Des conséquences que le député explique : "une baisse, à mon avis, des salaires, puisque vous travaillez moins, sinon l’entreprise fera faillite" et "une augmentation des prix puisque vous consommerez mieux".

"Les Français considèrent que leur priorité, c’est leur pouvoir d’achat"

"L’objectif est louable, je suis pour cela", mais seulement si les choses sont claires et bien comprises de tous, surtout au niveau des conséquences. "S’il y a des référendums, en retirant les arrière-pensées politiques derrière, pourquoi pas."

Il juge les transformations de vie "nécessaires" afin que la crise "ait servi à quelque chose". "Il faut aussi mesurer les conséquences : c’est la perte de pouvoir d’achat." Or, selon lui, "les Français considèrent que leur priorité, c’est leur pouvoir d’achat"

"Je pense qu’on prend du retard"

Mardi 23 juin 2020, l’Assemblée nationale se prononcera sur la troisième loi de Finances rectificative. Éric Woerth, qui devra voter en tant que député, regardera "ce que la majorité retiendra des amendements que nous déposons". "J’ai voté pour le premier [projet de loi], j’ai voté pour le deuxième, je suis pour les mesures de soutien". "Mais je suis aussi pour des mesures de soutien actives, et je pense qu’on prend du retard" sur les mesures de relance globale, les mesures annoncées jusqu’ici étant "sectorielles", selon l’ancien ministre. "Il faut avoir une vision générale".

"On ne peut pas retenir des réformes uniquement la partie dépenses"

Alors que la réforme des retraites, mise en pause, est revenue sur le devant de la scène puisqu’Emmanuel Macron a annoncé vouloir la voter avant 2022, l’ancien ministre soutient qu’on "ne peut pas abandonner toutes les réformes, mais on ne peut pas retenir des réformes uniquement la partie dépenses". Augmenter les petites retraites, par exemple, est une bonne chose. "Ils le font par exemple aujourd’hui sur les pensions agricoles".

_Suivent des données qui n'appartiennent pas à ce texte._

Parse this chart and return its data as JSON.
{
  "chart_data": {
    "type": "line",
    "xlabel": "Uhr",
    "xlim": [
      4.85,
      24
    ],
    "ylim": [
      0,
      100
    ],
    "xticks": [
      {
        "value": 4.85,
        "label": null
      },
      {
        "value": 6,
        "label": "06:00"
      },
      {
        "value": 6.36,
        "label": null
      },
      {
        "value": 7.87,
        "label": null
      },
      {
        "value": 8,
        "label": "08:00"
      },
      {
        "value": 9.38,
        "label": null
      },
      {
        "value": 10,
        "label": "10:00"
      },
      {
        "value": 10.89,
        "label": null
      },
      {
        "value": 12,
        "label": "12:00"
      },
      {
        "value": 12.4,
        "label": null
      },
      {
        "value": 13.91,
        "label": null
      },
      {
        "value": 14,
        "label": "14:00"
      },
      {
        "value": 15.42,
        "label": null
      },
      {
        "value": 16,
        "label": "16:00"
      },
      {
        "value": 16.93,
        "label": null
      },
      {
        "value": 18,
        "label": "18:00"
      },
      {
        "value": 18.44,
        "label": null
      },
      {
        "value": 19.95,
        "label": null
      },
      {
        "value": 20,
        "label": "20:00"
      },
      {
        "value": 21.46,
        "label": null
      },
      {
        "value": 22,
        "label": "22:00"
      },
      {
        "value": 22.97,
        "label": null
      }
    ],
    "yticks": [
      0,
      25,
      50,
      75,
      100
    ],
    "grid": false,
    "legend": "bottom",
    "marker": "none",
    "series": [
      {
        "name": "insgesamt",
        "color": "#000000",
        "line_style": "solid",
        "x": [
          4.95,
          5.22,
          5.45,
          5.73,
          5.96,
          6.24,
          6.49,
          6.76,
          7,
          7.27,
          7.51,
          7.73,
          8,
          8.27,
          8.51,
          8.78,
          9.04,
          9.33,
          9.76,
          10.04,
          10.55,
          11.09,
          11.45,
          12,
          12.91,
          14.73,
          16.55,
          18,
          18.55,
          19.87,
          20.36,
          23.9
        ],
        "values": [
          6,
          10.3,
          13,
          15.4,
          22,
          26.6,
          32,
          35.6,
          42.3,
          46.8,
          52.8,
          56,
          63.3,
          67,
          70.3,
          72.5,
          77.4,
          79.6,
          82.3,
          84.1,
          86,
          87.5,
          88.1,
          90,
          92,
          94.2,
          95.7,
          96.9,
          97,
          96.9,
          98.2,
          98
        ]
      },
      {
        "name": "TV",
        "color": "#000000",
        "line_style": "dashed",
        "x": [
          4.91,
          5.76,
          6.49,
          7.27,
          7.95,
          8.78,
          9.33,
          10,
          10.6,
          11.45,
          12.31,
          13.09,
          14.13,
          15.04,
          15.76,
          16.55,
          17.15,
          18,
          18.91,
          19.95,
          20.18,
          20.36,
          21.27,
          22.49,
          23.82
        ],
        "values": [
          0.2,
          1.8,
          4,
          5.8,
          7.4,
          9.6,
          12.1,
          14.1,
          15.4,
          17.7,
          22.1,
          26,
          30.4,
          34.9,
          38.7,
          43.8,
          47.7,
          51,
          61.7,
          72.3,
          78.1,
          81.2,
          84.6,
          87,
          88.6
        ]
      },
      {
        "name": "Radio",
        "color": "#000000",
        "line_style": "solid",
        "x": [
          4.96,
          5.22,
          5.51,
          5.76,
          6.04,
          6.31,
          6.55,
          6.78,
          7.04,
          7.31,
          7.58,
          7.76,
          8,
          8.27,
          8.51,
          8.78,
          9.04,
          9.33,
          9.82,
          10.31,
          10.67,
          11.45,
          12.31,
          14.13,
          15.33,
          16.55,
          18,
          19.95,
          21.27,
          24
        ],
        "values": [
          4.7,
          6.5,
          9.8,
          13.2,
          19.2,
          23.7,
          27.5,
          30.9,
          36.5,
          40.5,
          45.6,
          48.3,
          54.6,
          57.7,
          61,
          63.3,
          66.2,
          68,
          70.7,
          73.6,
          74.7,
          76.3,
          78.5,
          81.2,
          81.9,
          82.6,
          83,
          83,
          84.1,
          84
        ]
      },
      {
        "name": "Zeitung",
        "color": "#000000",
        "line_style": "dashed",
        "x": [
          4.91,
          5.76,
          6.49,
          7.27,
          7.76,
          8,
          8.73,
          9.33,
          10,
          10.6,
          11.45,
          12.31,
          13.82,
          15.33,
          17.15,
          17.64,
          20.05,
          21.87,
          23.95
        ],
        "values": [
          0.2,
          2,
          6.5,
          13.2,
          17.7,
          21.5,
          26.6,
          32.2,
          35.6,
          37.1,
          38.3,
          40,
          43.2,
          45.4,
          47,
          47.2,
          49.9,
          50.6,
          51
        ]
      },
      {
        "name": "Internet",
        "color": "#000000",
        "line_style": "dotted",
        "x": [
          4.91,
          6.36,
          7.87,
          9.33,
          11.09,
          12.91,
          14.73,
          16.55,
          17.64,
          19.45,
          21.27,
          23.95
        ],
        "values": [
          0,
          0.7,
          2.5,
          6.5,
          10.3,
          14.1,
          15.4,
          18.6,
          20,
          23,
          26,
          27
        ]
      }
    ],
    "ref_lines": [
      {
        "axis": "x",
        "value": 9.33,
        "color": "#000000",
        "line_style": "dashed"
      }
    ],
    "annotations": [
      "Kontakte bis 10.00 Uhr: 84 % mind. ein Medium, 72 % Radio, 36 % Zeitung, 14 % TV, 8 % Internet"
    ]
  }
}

"Mais c’est très très facile de faire des réformes en disant dépensons toujours plus." Aujourd’hui, la France a "un mur de dettes" et "à un moment donné, si on veut que nos jeunes ne soient pas dans un pays totalement endetté, il faut peut-être qu’on soit responsables".

"Il faut plus d’intégration européenne"

L’Union européenne a lancé un plan de relance d’un montant annoncé de 750 milliards d’euros. "C’est une avancée formidable" pour le député. "Si l’Europe arrive à emprunter sur des politiques communes et derrière avoir des revenus plus propres à l’Europe, ça aurait été une avancée formidable".

"Il faut plus d’intégration européenne." Eric Woerth balaye directement les critiques : "ça ne veut pas dire une perte de souveraineté des nations". Cette intégration est nécessaire, car "aujourd’hui, les débats, ils sont par continent". Quant à la souveraineté des pays, il ironise : "la souveraineté quand on ne représente plus rien, c’est formidable, vous n’êtes souverain de rien". C’est ce qui arrive : "si vous êtes trop petit, si vous êtes un confetti dans le commerce mondial, ça ne fonctionne pas". "L’Europe est une chance formidable" permettant à toutes les nations "de cultiver leur identité".